Tonight I sit here watching my mother sleep as she is freshly out of surgery. Her incision is so long I couldn’t fit it into the frame of the picture. Her surgery so extensive that I could hardly explain it. A journey ahead that we know all too well, and yet not at all. And my thought is this:
My mother is worth dying for. It is not a sacrifice, it is a joy.
The morning began with me about smashing the IV poll into a zillion bits. The bell was sounding off and it was shift change. They couldn’t get to it. I kept hitting the silence button but that didn’t work because of its 60 second reset. I called nursing again and again to no avail. I tried to figure the machine out myself but couldn’t. After an hour I called the nurse and told her plainly that I thought I was going to destroy it. I’m frazzled enough. I don’t need incessant beeping. In less than a minute the nurse was in hear and did a 5 second adjustment to the bag, punched some buttons and reset it. Thank God.
Next part was to get mom to surgery. Such a high risk surgery, especially the anesthesia. If you’ve read here before you know that anesthetic is like pouring gasoline on dementia symptoms, although it does have somewhat of a delayed response. We almost didn’t get mom back out of the last tail spin. I’ll save the details in case she ever reads this. But it was bad. Really bad.
So today I was all set to say “Spinal Block with Propofol/Fentanyl” because that worked last time. The nurse practitioners warned us that might not be possible.
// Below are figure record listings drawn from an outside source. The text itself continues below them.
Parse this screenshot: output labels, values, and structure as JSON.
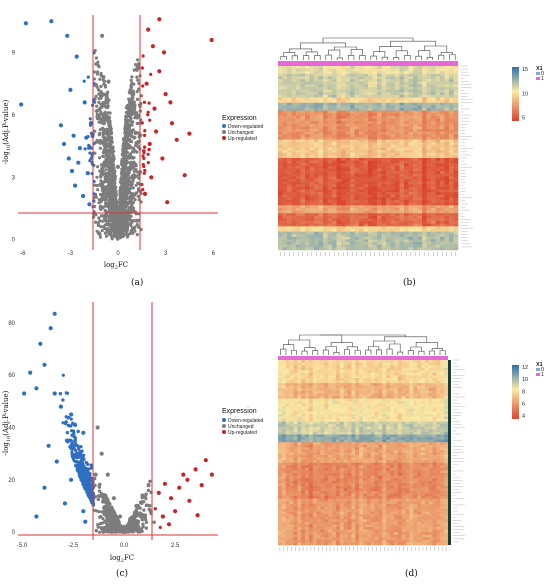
{
  "colors": {
    "down": "#2f6fc1",
    "unchanged": "#7d7d7d",
    "up": "#c8242b",
    "threshold": "#e0333a",
    "annot_group0": "#8fa3d9",
    "annot_group1": "#e36ad7",
    "heat_low": "#d9442f",
    "heat_mid": "#fbe9a4",
    "heat_high": "#2b6fb0"
  },
  "legend": {
    "title": "Expression",
    "items": [
      "Down-regulated",
      "Unchanged",
      "Up-regulated"
    ]
  },
  "panels": {
    "a": "(a)",
    "b": "(b)",
    "c": "(c)",
    "d": "(d)"
  },
  "chart_data": [
    {
      "type": "scatter",
      "panel": "(a)",
      "title": "",
      "xlabel": "log2FC",
      "ylabel": "-log10(Adj.P-value)",
      "xlim": [
        -6.3,
        6.3
      ],
      "ylim": [
        -0.4,
        10.8
      ],
      "xticks": [
        -6,
        -3,
        0,
        3,
        6
      ],
      "yticks": [
        0,
        3,
        6,
        9
      ],
      "thresholds": {
        "x": [
          -1.5,
          1.5
        ],
        "y": 1.3
      },
      "legend_position": "right",
      "series": [
        {
          "name": "Down-regulated",
          "points": [
            [
              -6.1,
              6.5
            ],
            [
              -5.8,
              10.4
            ],
            [
              -4.2,
              10.5
            ],
            [
              -3.2,
              9.8
            ],
            [
              -3.0,
              7.2
            ],
            [
              -2.6,
              8.8
            ],
            [
              -3.6,
              5.5
            ],
            [
              -2.8,
              5.0
            ],
            [
              -2.1,
              6.6
            ],
            [
              -3.1,
              3.9
            ],
            [
              -2.4,
              4.4
            ],
            [
              -1.9,
              3.2
            ],
            [
              -2.7,
              2.6
            ],
            [
              -2.2,
              2.1
            ],
            [
              -1.8,
              1.7
            ],
            [
              -2.9,
              3.3
            ],
            [
              -2.0,
              4.9
            ],
            [
              -1.7,
              5.6
            ],
            [
              -2.5,
              3.7
            ],
            [
              -3.4,
              4.6
            ]
          ]
        },
        {
          "name": "Unchanged",
          "points": [
            [
              -1.2,
              0.3
            ],
            [
              -0.8,
              1.0
            ],
            [
              -0.4,
              2.2
            ],
            [
              0.0,
              3.5
            ],
            [
              0.5,
              5.0
            ],
            [
              0.9,
              6.8
            ],
            [
              1.2,
              8.2
            ],
            [
              -1.0,
              9.8
            ],
            [
              -0.6,
              7.6
            ],
            [
              0.3,
              4.1
            ],
            [
              0.7,
              2.8
            ],
            [
              -0.2,
              1.4
            ],
            [
              1.1,
              3.6
            ],
            [
              -1.3,
              5.9
            ],
            [
              0.1,
              0.5
            ]
          ]
        },
        {
          "name": "Up-regulated",
          "points": [
            [
              1.7,
              2.2
            ],
            [
              2.0,
              4.6
            ],
            [
              2.3,
              6.3
            ],
            [
              2.6,
              8.1
            ],
            [
              3.0,
              7.0
            ],
            [
              3.4,
              5.6
            ],
            [
              2.8,
              3.9
            ],
            [
              2.2,
              9.3
            ],
            [
              2.6,
              10.6
            ],
            [
              1.9,
              10.1
            ],
            [
              3.7,
              4.8
            ],
            [
              4.2,
              3.1
            ],
            [
              3.1,
              1.8
            ],
            [
              5.9,
              9.6
            ],
            [
              2.4,
              5.2
            ],
            [
              1.8,
              7.5
            ],
            [
              3.3,
              6.6
            ],
            [
              2.9,
              9.0
            ],
            [
              2.1,
              3.0
            ],
            [
              4.5,
              5.1
            ]
          ]
        }
      ]
    },
    {
      "type": "heatmap",
      "panel": "(b)",
      "colorbar_title": "X1",
      "colorbar_ticks": [
        15,
        10,
        5
      ],
      "annotation_levels": [
        "0",
        "1"
      ]
    },
    {
      "type": "scatter",
      "panel": "(c)",
      "title": "",
      "xlabel": "log2FC",
      "ylabel": "-log10(Adj.P-value)",
      "xlim": [
        -5.2,
        4.6
      ],
      "ylim": [
        -3,
        88
      ],
      "xticks": [
        -5.0,
        -2.5,
        0.0,
        2.5
      ],
      "yticks": [
        0,
        20,
        40,
        60,
        80
      ],
      "thresholds": {
        "x": [
          -1.5,
          1.5
        ],
        "y": 1.3
      },
      "legend_position": "right",
      "series": [
        {
          "name": "Down-regulated",
          "points": [
            [
              -3.4,
              83.5
            ],
            [
              -3.6,
              78.0
            ],
            [
              -4.1,
              72.0
            ],
            [
              -3.9,
              64.0
            ],
            [
              -4.6,
              61.0
            ],
            [
              -4.3,
              55.0
            ],
            [
              -3.4,
              53.0
            ],
            [
              -4.9,
              53.0
            ],
            [
              -3.1,
              48.0
            ],
            [
              -2.6,
              45.0
            ],
            [
              -2.4,
              41.0
            ],
            [
              -2.0,
              38.0
            ],
            [
              -2.8,
              35.0
            ],
            [
              -3.7,
              33.0
            ],
            [
              -2.2,
              30.0
            ],
            [
              -3.3,
              27.0
            ],
            [
              -1.8,
              24.0
            ],
            [
              -2.6,
              20.0
            ],
            [
              -3.9,
              17.0
            ],
            [
              -1.7,
              14.0
            ],
            [
              -2.9,
              11.0
            ],
            [
              -2.0,
              8.0
            ],
            [
              -4.3,
              6.0
            ],
            [
              -1.9,
              4.0
            ]
          ]
        },
        {
          "name": "Unchanged",
          "points": [
            [
              -1.3,
              40.0
            ],
            [
              -1.1,
              30.0
            ],
            [
              -0.8,
              22.0
            ],
            [
              -0.5,
              13.0
            ],
            [
              -0.2,
              6.0
            ],
            [
              0.0,
              2.0
            ],
            [
              0.3,
              5.0
            ],
            [
              0.6,
              10.0
            ],
            [
              0.9,
              14.0
            ],
            [
              1.2,
              18.0
            ],
            [
              -1.4,
              22.0
            ],
            [
              1.3,
              8.0
            ]
          ]
        },
        {
          "name": "Up-regulated",
          "points": [
            [
              1.7,
              15.0
            ],
            [
              2.0,
              18.5
            ],
            [
              2.3,
              13.0
            ],
            [
              2.7,
              17.0
            ],
            [
              3.1,
              20.0
            ],
            [
              3.5,
              24.0
            ],
            [
              4.0,
              27.5
            ],
            [
              3.8,
              18.0
            ],
            [
              4.3,
              22.0
            ],
            [
              2.5,
              8.0
            ],
            [
              3.2,
              12.0
            ],
            [
              1.9,
              6.0
            ],
            [
              2.2,
              3.0
            ],
            [
              3.6,
              6.5
            ],
            [
              2.9,
              22.0
            ]
          ]
        }
      ]
    },
    {
      "type": "heatmap",
      "panel": "(d)",
      "colorbar_title": "X1",
      "colorbar_ticks": [
        12,
        10,
        8,
        6,
        4
      ],
      "annotation_levels": [
        "0",
        "1"
      ]
    }
  ]
}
Then the Anesthesiologist came. He basically said no over and over. He was real light-hearted and smirky while mom and I had tears down our faces. Not sure if this was how he always is or not. Regardless, it was like a knife in the heart to hear that we had to do general anesthetic today. Mom sobbed saying she felt she had to choose between her life and losing her mind. I cried because of it all.
The surgeon was phenomenol. He got down to look at mom face to face and tried to explain so carefully. The surgery was beyond what even regular and specialty surgeons could do. He was a Traumatologist (his official term) and was doing a hail Mary pass. What she doesn’t know is that if this doesn’t work or she breaks it again, it could mean amputation.
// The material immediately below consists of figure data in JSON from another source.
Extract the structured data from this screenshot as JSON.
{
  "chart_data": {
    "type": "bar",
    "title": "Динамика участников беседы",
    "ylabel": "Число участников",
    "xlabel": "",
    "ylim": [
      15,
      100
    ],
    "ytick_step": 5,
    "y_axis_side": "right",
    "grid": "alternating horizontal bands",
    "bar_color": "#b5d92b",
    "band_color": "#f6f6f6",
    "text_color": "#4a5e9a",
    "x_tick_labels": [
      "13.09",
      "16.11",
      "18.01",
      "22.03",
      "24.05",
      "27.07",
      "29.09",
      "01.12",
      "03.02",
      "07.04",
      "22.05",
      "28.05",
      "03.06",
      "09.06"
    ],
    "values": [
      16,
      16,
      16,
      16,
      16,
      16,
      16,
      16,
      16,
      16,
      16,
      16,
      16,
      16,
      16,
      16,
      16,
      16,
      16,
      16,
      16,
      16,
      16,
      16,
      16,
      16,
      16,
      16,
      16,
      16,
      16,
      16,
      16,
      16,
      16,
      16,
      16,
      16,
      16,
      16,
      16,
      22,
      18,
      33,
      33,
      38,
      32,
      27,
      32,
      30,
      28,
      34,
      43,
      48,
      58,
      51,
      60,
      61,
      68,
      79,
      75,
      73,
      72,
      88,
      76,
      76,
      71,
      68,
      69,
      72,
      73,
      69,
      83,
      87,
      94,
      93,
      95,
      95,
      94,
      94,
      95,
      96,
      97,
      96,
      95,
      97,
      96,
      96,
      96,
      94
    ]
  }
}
We sent her to surgery and drove to check out of the hotel I had been staying at. While there I had a good cry.
Her husband, my brother and I waited in the room for reports. I worked on my ecommerce sites that I’m doing to try to figure out how to make it financially. My brother slept. My mother’s husband looks like a train wreck of exhaustion.
But the surgery went well as he could. He presented us with the screws from failed hardware #1 shrapnel. That was nice. Then he explained the procedure.
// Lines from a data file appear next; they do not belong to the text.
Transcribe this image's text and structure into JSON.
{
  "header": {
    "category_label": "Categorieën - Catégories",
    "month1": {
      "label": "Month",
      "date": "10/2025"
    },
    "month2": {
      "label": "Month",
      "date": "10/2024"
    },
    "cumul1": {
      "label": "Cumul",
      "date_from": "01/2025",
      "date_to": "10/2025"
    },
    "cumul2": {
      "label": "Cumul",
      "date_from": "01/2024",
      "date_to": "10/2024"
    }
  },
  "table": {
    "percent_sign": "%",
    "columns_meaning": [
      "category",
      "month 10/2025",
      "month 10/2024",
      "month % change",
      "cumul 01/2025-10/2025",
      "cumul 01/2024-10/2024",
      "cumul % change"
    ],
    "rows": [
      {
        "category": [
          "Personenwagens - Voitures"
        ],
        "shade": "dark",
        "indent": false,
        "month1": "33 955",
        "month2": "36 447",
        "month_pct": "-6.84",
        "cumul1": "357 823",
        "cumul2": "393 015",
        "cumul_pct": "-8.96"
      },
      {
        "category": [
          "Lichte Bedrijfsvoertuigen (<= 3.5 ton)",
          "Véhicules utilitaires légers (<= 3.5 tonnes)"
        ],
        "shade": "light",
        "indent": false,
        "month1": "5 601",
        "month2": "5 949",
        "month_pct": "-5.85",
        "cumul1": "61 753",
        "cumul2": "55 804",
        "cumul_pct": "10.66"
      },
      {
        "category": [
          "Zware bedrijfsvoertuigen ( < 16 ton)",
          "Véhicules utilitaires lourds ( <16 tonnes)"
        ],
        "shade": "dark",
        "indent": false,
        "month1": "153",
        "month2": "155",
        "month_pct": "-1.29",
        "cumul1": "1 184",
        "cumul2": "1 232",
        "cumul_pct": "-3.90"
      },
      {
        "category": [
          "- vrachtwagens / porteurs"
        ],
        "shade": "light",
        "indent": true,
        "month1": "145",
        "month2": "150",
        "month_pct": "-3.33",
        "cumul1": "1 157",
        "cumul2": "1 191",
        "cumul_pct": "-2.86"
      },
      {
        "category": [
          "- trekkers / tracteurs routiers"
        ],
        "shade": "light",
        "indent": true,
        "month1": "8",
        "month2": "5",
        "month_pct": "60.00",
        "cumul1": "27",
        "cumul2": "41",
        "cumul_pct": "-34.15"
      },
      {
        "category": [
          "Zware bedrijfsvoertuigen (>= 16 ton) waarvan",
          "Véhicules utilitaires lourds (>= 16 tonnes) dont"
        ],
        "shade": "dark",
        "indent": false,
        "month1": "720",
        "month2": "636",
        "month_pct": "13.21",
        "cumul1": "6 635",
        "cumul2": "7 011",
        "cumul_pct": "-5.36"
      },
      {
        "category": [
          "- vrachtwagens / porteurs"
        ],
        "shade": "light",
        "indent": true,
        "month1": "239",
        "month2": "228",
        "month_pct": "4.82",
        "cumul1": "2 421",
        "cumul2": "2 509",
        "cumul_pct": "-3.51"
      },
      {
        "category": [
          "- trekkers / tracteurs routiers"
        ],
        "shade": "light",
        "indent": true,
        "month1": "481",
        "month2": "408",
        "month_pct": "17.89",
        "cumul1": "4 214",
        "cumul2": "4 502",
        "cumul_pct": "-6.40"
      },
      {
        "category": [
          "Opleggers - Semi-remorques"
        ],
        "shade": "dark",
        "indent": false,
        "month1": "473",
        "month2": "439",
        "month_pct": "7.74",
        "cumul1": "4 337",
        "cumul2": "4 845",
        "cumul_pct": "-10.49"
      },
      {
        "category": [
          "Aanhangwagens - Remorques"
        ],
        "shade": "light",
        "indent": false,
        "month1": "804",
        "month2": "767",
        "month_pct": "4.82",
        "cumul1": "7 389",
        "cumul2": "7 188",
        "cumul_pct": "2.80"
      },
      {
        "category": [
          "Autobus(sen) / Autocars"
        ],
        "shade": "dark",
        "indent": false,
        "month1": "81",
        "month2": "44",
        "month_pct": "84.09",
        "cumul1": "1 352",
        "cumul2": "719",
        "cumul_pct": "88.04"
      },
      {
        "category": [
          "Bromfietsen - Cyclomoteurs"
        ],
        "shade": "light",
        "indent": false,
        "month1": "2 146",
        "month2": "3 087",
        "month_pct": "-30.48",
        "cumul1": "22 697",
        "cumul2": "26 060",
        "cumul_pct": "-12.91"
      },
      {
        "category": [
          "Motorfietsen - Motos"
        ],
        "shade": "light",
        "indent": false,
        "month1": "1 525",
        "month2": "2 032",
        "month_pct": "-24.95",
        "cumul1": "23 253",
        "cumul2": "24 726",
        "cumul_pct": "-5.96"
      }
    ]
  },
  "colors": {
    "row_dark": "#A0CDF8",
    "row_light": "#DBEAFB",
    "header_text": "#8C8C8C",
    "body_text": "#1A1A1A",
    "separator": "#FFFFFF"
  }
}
Right now mom is resting. She looks good. She kind of knows who I am. And I have hope in my heart.
I have a peace about things but at the same time I’m asking if she falls off mentally again, how will we deal with this again? We’re going in smarter but with much more fatigue. She is on bed rest for 6 weeks and it could be months in a wheelchair. A lot of unanswered questions. My heart is still raw. But I love my mom. And she is worth it all.